While we’re on the subject of “the perfect couple,” upon the finale, fans were hoping to find out why Derek lived in a hotel for those six months, as Tiffany revealed way back in episode two of this season. Instead, we got an oddly quiet pregnancy announcement, and a creepy moment wherein Derek alludes to making a dude disappear at Tiffany’s job.

Is that dude the father of her child? Was she with him during ‘Due North?’ Will we find out next time on Dragonball Z? These random odds and ends felt too clumsy to be cliffhangers for season three—especially when placed next to a frustrating, head scratching, brow furrowing cliff hanger like Issa opting to crash on Daniel’s couch instead of Molly’s or her brother’s.

As narrative tools, couches were big this episode—as big as Tyler, the Creator’s “Boredom” playing each time we entered a character’s POV, and as big as that dream sequence scored by Daniel Caesar’s “Blessed,” wherein Lawrence and Issa get married and have a child together.

Once a symbol of their rekindled love in season one, Issa was forced to get rid of the couch she and Lawrence bought together—the one they had awkward “I still love you” sex on during an earlier episode, before they could actually say the words aloud to each other this episode.

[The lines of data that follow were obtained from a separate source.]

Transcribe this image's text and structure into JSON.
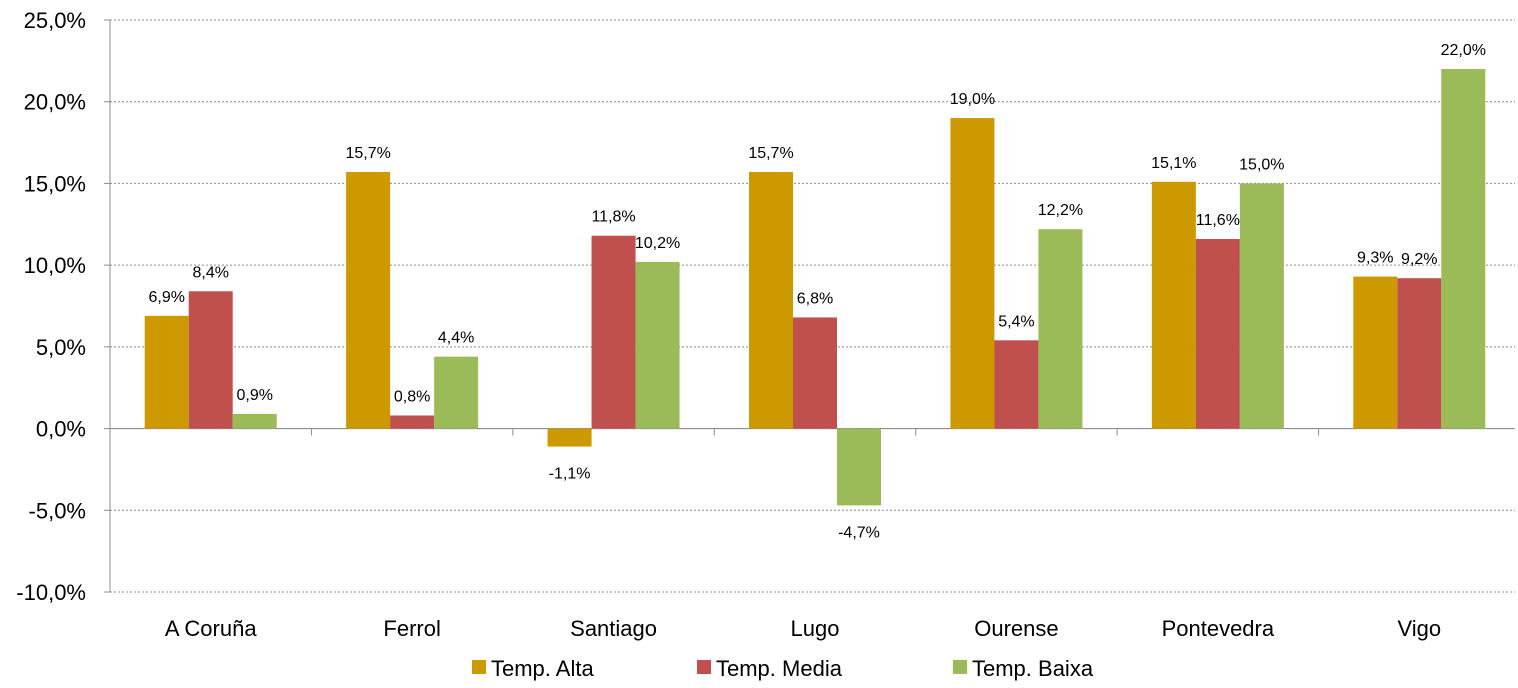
{
  "chart_data": {
    "type": "bar",
    "categories": [
      "A Coruña",
      "Ferrol",
      "Santiago",
      "Lugo",
      "Ourense",
      "Pontevedra",
      "Vigo"
    ],
    "series": [
      {
        "name": "Temp. Alta",
        "color": "#CC9900",
        "values": [
          6.9,
          15.7,
          -1.1,
          15.7,
          19.0,
          15.1,
          9.3
        ],
        "labels": [
          "6,9%",
          "15,7%",
          "-1,1%",
          "15,7%",
          "19,0%",
          "15,1%",
          "9,3%"
        ]
      },
      {
        "name": "Temp. Media",
        "color": "#C0504D",
        "values": [
          8.4,
          0.8,
          11.8,
          6.8,
          5.4,
          11.6,
          9.2
        ],
        "labels": [
          "8,4%",
          "0,8%",
          "11,8%",
          "6,8%",
          "5,4%",
          "11,6%",
          "9,2%"
        ]
      },
      {
        "name": "Temp. Baixa",
        "color": "#9BBB59",
        "values": [
          0.9,
          4.4,
          10.2,
          -4.7,
          12.2,
          15.0,
          22.0
        ],
        "labels": [
          "0,9%",
          "4,4%",
          "10,2%",
          "-4,7%",
          "12,2%",
          "15,0%",
          "22,0%"
        ]
      }
    ],
    "ylim": [
      -10,
      25
    ],
    "yticks": [
      -10,
      -5,
      0,
      5,
      10,
      15,
      20,
      25
    ],
    "ytick_labels": [
      "-10,0%",
      "-5,0%",
      "0,0%",
      "5,0%",
      "10,0%",
      "15,0%",
      "20,0%",
      "25,0%"
    ],
    "grid": true,
    "legend": "bottom",
    "title": "",
    "xlabel": "",
    "ylabel": ""
  }
}
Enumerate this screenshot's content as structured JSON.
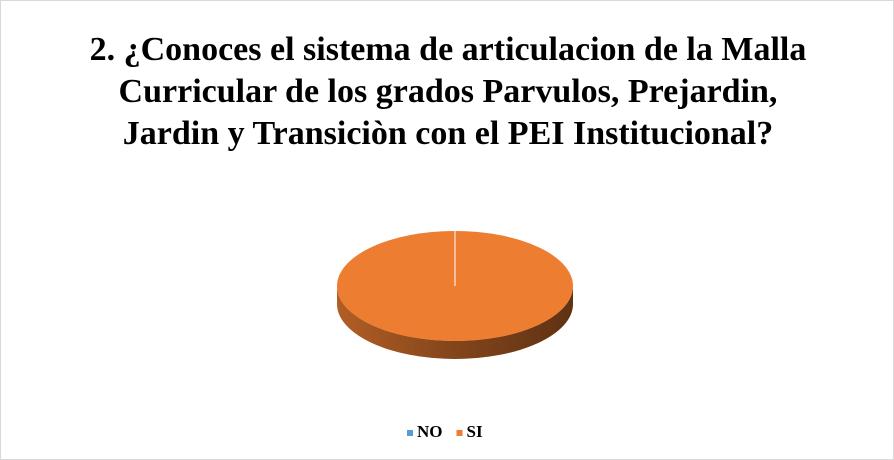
{
  "chart_data": {
    "type": "pie3d",
    "title": "2. ¿Conoces el sistema de articulacion de la Malla Curricular de los grados Parvulos, Prejardin, Jardin y Transiciòn con el PEI Institucional?",
    "categories": [
      "NO",
      "SI"
    ],
    "values": [
      0,
      100
    ],
    "colors": [
      "#5b9bd5",
      "#ed7d31"
    ],
    "legend": "bottom"
  }
}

After admitting what she did to Lawrence “was the worst thing” she could have done to him, Issa curiously decides the couch belonging to Daniel, the man she did it with —the couch that ended their friendship with benefits —was the couch for her during this financial rough patch.

As reported, Insecure, in its brilliance and its resonance and its unrelenting ability to be both enjoyable and insufferable, will return for a third season in 2018. I’m sure we’ll be back to discuss just how bad this living arrangement will get.